Well-conditioned problem and a stable algorithm?

231 Views Asked by At

I am trying to figure out the difference between Well-conditioned problem and a Stable algorithm:
A well-conditioned problem is one in which rounding errors play very little role.
A stable algorithm is one in which rounding errors are guaranteed not to play a big role.

Which one is true?

2

There are 2 best solutions below

0
On

I would formulate it slightly different :

  • A well conditioned problem is a problem where a small change of the input cannot lead to a big change of the output.

  • A stable algorithm is an algorithm that avoids that small errors are summing up to a big error. For every input, the result has an accuracy not much worse than the accuracy with which the single steps are done.

Note that not only rounding errors can play a role. Some algorithms are based on approximation-methods that give an error even in the case of exact calculation.

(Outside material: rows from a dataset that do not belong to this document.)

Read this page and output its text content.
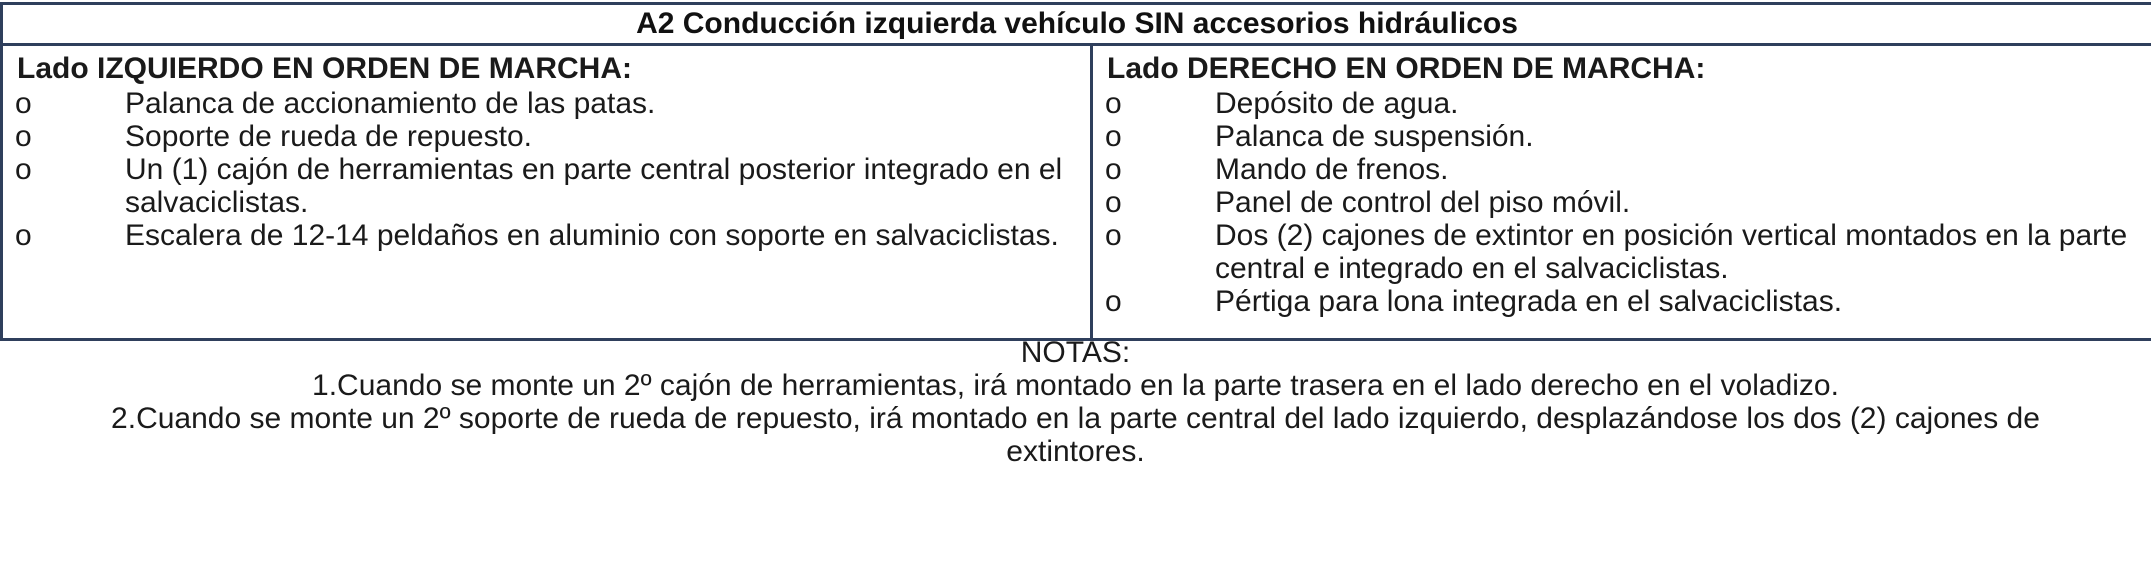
A2 Conducción izquierda vehículo SIN accesorios hidráulicos

Lado IZQUIERDO EN ORDEN DE MARCHA:
o	Palanca de accionamiento de las patas.
o	Soporte de rueda de repuesto.
o	Un (1) cajón de herramientas en parte central posterior integrado en el salvaciclistas.
o	Escalera de 12-14 peldaños en aluminio con soporte en salvaciclistas.

Lado DERECHO EN ORDEN DE MARCHA:
o	Depósito de agua.
o	Palanca de suspensión.
o	Mando de frenos.
o	Panel de control del piso móvil.
o	Dos (2) cajones de extintor en posición vertical montados en la parte central e integrado en el salvaciclistas.
o	Pértiga para lona integrada en el salvaciclistas.
NOTAS:
1.Cuando se monte un 2º cajón de herramientas, irá montado en la parte trasera en el lado derecho en el voladizo.
2.Cuando se monte un 2º soporte de rueda de repuesto, irá montado en la parte central del lado izquierdo, desplazándose los dos (2) cajones de extintores.
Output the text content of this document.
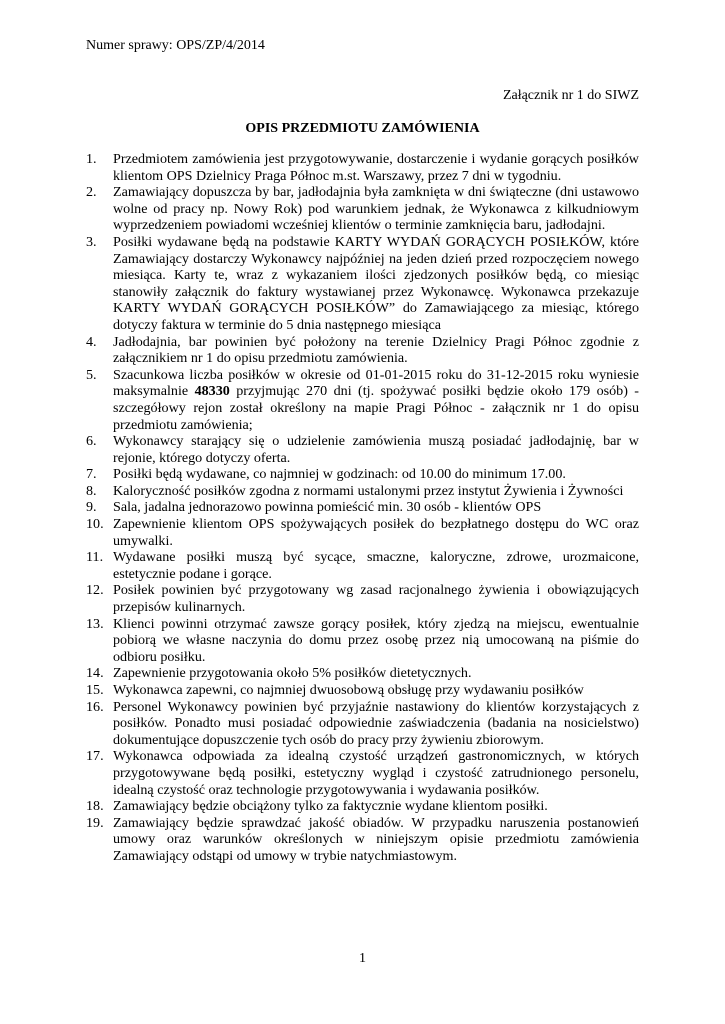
Numer sprawy: OPS/ZP/4/2014
Załącznik nr 1 do SIWZ
OPIS PRZEDMIOTU ZAMÓWIENIA
1.	Przedmiotem zamówienia jest przygotowywanie, dostarczenie i wydanie gorących posiłków klientom OPS Dzielnicy Praga Północ m.st. Warszawy, przez 7 dni w tygodniu.
2.	Zamawiający dopuszcza by bar, jadłodajnia była zamknięta w dni świąteczne (dni ustawowo wolne od pracy np. Nowy Rok) pod warunkiem jednak, że Wykonawca z kilkudniowym wyprzedzeniem powiadomi wcześniej klientów o terminie zamknięcia baru, jadłodajni.
3.	Posiłki wydawane będą na podstawie KARTY WYDAŃ GORĄCYCH POSIŁKÓW, które Zamawiający dostarczy Wykonawcy najpóźniej na jeden dzień przed rozpoczęciem nowego miesiąca. Karty te, wraz z wykazaniem ilości zjedzonych posiłków będą, co miesiąc stanowiły załącznik do faktury wystawianej przez Wykonawcę. Wykonawca przekazuje KARTY WYDAŃ GORĄCYCH POSIŁKÓW” do Zamawiającego za miesiąc, którego dotyczy faktura w terminie do 5 dnia następnego miesiąca
4.	Jadłodajnia, bar powinien być położony na terenie Dzielnicy Pragi Północ zgodnie z załącznikiem nr 1 do opisu przedmiotu zamówienia.
5.	Szacunkowa liczba posiłków w okresie od 01-01-2015 roku do 31-12-2015 roku wyniesie maksymalnie 48330 przyjmując 270 dni (tj. spożywać posiłki będzie około 179 osób) - szczegółowy rejon został określony na mapie Pragi Północ - załącznik nr 1 do opisu przedmiotu zamówienia;
6.	Wykonawcy starający się o udzielenie zamówienia muszą posiadać jadłodajnię, bar w rejonie, którego dotyczy oferta.
7.	Posiłki będą wydawane, co najmniej w godzinach: od 10.00 do minimum 17.00.
8.	Kaloryczność posiłków zgodna z normami ustalonymi przez instytut Żywienia i Żywności
9.	Sala, jadalna jednorazowo powinna pomieścić min. 30 osób - klientów OPS
10. Zapewnienie klientom OPS spożywających posiłek do bezpłatnego dostępu do WC oraz umywalki.
11. Wydawane posiłki muszą być sycące, smaczne, kaloryczne, zdrowe, urozmaicone, estetycznie podane i gorące.
12. Posiłek powinien być przygotowany wg zasad racjonalnego żywienia i obowiązujących przepisów kulinarnych.
13. Klienci powinni otrzymać zawsze gorący posiłek, który zjedzą na miejscu, ewentualnie pobiorą we własne naczynia do domu przez osobę przez nią umocowaną na piśmie do odbioru posiłku.
14. Zapewnienie przygotowania około 5% posiłków dietetycznych.
15. Wykonawca zapewni, co najmniej dwuosobową obsługę przy wydawaniu posiłków
16. Personel Wykonawcy powinien być przyjaźnie nastawiony do klientów korzystających z posiłków. Ponadto musi posiadać odpowiednie zaświadczenia (badania na nosicielstwo) dokumentujące dopuszczenie tych osób do pracy przy żywieniu zbiorowym.
17. Wykonawca odpowiada za idealną czystość urządzeń gastronomicznych, w których przygotowywane będą posiłki, estetyczny wygląd i czystość zatrudnionego personelu, idealną czystość oraz technologie przygotowywania i wydawania posiłków.
18. Zamawiający będzie obciążony tylko za faktycznie wydane klientom posiłki.
19. Zamawiający będzie sprawdzać jakość obiadów. W przypadku naruszenia postanowień umowy oraz warunków określonych w niniejszym opisie przedmiotu zamówienia Zamawiający odstąpi od umowy w trybie natychmiastowym.
1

An example is Simpson's rule to calculate the integral. Even, if the method is done with exact values and each step is done exactly , the result is not exact.

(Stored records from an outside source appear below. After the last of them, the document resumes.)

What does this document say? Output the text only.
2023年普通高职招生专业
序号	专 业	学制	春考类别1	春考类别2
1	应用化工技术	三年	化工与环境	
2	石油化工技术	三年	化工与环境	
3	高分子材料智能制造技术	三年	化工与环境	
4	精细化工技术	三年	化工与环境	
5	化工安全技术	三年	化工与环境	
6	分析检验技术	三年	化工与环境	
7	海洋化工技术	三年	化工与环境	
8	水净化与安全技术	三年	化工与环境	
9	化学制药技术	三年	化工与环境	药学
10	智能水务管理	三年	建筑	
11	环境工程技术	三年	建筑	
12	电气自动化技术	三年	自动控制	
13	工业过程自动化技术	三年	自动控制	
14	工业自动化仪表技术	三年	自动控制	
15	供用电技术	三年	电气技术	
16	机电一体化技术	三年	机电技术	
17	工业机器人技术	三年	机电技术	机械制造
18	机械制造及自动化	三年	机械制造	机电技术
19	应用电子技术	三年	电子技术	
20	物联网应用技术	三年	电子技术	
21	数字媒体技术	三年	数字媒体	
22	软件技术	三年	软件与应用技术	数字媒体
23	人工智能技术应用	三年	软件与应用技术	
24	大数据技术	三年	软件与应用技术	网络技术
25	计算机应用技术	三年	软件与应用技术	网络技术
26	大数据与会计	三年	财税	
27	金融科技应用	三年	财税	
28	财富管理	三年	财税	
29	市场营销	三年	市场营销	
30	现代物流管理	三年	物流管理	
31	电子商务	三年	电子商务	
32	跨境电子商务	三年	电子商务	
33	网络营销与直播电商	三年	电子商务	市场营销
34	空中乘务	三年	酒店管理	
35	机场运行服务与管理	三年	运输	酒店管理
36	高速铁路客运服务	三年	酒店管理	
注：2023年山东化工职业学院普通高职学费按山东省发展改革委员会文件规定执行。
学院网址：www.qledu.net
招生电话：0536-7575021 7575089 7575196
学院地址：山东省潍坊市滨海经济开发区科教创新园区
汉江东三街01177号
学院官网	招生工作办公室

Stable in this case means that we do not have a significant bigger error than the inevitable error.

0
On

Maybe it is useful to make it a little more quantitative. For the sake of simplicity, imagine that you want to compute the values of $f:\mathbb{R} \to \mathbb{R}$, using an $n$-steps algorithm. Taking first order approximations of the error, you can see that the final relative error can be written like

$$ \varepsilon_{f(x)} = Q_0(x) \varepsilon_x + \sum_{i=1}^n Q_i(x)\varepsilon_{r_i}, $$

where $\varepsilon_x$ is the relative error in the input and $\varepsilon_{r_i}$ are the rounding errors in each step of the algorithm. By the way, $Q_0(x)$ is the condition number given by $x f'(x)/f(x)$.

Well conditioned means that $Q_0$ is bounded, stable means that $Q_i, i = 0, \cdots, n$ are all bounded.